Y en seguida la impresión de haber oído una frase que ella no había llegado a pronunciar:
–Las cosas vuelven al lugar de donde salieron.
Eran las palabras que había pensado decirse para apaciguar su excitación; pero «el Socio» se las arrebató de los
labios y las pronunció con esa entonación familiar y extraña a la vez que tiene la propia voz devuelta por el eco.

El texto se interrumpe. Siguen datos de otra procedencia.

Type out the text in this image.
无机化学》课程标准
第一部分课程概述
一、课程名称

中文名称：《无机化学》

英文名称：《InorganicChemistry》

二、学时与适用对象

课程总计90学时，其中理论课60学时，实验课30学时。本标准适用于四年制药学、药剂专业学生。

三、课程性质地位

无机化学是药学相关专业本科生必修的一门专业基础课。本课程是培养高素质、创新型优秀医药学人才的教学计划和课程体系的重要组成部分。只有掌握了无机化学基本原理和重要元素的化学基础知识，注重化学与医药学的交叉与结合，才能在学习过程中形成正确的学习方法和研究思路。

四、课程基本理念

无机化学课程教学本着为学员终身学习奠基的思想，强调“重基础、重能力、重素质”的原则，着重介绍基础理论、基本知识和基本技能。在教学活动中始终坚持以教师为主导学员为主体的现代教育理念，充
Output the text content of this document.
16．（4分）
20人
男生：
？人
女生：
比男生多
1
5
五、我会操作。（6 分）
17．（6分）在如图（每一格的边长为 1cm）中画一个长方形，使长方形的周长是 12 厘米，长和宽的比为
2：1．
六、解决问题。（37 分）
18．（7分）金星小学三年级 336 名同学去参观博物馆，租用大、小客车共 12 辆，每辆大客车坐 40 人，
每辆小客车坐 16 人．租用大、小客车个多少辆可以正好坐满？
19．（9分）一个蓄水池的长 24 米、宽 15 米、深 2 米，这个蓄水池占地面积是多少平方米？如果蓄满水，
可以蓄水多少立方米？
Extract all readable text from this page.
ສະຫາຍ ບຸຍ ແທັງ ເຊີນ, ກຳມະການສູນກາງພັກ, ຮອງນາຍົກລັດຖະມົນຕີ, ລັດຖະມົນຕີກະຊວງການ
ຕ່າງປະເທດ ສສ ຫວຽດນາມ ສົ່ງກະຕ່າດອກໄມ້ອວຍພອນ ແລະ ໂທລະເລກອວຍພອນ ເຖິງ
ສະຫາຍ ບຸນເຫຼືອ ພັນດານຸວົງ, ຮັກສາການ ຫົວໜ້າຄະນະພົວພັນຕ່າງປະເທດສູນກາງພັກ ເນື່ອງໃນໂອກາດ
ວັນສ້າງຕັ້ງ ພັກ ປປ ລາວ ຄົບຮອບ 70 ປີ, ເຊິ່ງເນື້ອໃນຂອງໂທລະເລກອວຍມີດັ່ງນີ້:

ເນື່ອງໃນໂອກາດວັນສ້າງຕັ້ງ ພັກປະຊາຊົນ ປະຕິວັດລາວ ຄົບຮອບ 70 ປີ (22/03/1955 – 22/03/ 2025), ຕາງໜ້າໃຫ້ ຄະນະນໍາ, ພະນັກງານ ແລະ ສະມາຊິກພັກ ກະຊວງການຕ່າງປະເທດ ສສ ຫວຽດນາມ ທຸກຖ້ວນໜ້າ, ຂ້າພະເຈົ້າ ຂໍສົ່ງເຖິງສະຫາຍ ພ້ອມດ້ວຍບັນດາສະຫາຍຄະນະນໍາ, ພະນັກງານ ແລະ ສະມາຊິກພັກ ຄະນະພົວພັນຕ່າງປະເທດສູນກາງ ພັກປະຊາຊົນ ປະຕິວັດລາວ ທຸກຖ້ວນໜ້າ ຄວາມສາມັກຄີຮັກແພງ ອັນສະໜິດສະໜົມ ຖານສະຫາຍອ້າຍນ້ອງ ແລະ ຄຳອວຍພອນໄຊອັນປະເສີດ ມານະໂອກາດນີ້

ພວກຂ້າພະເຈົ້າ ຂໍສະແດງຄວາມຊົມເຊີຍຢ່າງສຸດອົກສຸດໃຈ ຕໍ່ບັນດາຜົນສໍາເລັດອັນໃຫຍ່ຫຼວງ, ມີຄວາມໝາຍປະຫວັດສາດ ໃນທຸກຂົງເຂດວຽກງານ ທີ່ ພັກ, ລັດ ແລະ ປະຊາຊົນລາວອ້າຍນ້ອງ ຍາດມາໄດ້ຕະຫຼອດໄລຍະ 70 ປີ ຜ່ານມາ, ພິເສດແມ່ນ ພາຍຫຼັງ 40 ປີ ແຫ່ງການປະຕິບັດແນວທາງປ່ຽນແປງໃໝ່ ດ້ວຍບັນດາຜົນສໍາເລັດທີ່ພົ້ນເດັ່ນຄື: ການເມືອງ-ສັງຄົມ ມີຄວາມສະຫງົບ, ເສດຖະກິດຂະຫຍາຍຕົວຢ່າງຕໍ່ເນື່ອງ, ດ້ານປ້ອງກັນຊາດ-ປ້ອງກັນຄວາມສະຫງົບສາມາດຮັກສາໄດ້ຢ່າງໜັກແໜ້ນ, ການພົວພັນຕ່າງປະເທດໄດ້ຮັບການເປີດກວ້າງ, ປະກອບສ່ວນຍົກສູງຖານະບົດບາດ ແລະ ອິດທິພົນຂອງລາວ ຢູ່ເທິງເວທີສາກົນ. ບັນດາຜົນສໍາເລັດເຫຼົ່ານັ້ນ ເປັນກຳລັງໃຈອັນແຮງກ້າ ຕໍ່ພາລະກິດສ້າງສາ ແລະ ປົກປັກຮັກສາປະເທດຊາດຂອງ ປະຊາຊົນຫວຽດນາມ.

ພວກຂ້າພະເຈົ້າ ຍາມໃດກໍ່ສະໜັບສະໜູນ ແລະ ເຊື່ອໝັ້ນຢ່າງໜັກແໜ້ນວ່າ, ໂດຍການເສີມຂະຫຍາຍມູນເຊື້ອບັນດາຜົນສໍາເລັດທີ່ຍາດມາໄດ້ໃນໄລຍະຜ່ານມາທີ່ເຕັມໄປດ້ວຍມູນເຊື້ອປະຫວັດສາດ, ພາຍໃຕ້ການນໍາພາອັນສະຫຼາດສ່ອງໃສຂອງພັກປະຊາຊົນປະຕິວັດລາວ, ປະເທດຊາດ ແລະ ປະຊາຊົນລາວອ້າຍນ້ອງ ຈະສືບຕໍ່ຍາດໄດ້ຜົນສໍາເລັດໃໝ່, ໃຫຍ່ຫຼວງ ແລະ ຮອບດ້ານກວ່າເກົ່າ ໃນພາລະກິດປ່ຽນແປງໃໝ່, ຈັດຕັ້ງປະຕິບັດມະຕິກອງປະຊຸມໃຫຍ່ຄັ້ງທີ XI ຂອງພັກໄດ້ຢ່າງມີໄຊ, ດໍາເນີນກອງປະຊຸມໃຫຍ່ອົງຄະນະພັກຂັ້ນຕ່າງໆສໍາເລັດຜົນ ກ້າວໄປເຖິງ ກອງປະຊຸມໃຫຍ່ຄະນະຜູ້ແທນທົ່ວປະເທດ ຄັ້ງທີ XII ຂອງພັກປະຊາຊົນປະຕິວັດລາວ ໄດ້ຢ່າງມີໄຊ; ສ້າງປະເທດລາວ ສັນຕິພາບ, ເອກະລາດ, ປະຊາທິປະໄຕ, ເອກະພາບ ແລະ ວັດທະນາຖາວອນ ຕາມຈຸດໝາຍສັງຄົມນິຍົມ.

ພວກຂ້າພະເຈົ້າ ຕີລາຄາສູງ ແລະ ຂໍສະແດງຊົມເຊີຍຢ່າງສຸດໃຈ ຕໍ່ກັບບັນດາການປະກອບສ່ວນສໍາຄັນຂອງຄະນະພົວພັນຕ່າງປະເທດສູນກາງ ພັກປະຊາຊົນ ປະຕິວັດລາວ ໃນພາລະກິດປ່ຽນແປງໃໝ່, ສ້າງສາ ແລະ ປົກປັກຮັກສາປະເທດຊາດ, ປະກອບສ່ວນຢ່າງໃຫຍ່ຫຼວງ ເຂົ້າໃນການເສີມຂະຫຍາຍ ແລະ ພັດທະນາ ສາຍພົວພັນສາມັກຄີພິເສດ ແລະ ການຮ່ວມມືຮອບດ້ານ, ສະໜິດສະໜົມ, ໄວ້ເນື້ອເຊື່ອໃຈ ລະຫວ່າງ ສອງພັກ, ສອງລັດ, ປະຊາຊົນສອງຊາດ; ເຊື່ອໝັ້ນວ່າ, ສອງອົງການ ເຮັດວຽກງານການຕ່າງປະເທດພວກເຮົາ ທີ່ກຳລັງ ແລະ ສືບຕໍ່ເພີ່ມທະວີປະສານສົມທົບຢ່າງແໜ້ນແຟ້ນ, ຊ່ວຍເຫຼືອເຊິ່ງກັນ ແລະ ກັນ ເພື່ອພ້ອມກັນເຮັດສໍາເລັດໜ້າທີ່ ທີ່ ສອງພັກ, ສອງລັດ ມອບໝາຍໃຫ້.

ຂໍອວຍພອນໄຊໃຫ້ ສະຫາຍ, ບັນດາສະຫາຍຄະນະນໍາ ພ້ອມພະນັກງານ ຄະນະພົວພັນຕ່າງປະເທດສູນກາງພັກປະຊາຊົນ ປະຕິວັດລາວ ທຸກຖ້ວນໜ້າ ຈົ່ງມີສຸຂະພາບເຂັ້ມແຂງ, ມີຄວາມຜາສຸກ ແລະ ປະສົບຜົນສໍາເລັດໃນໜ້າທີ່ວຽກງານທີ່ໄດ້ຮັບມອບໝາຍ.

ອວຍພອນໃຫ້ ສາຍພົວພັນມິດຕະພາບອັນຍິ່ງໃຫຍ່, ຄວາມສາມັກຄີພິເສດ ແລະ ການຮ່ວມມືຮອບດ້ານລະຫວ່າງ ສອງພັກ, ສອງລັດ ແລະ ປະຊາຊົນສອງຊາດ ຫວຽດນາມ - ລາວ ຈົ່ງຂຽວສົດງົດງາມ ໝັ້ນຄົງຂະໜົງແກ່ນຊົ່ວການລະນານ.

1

Doña Bárbara levantó la mirada y advirtió que en el sitio que hasta allí ocupara su sombra, proyectada en la pared
por la luz temblorosa de la lamparilla, estaba ahora la negra silueta del «Socio». Como de costumbre, no pudo
distinguirle el rostro, pero se lo sintió contraído por aquella mueca fea y triste de sonrisa frustrada.
Convencida de haberlas percibido como emanadas de aquel fantasma, volvió a formular, ahora interrogativamente,
las mismas palabras que, de tranquilizadoras cuando ella las pensó, se habían trocado en cabalísticas al ser pronunciadas
por aquél.
Luego, ¿debía desistir de aquellos sentimientos que se trajo de Mata Oscura, sentimientos postizos que nunca
llegarían a ser verdaderamente suyos, y en vez de procurar conquistarse el amor de Santos Luzardo sólo por artes lícitas
de mujer enamorada, apoderarse de su albedrío, como se apoderó del de Lorenzo Barquero, o suprimirlo a mano
armada, como había hecho con todos los hombres que se atrevieron a oponerse a sus designios?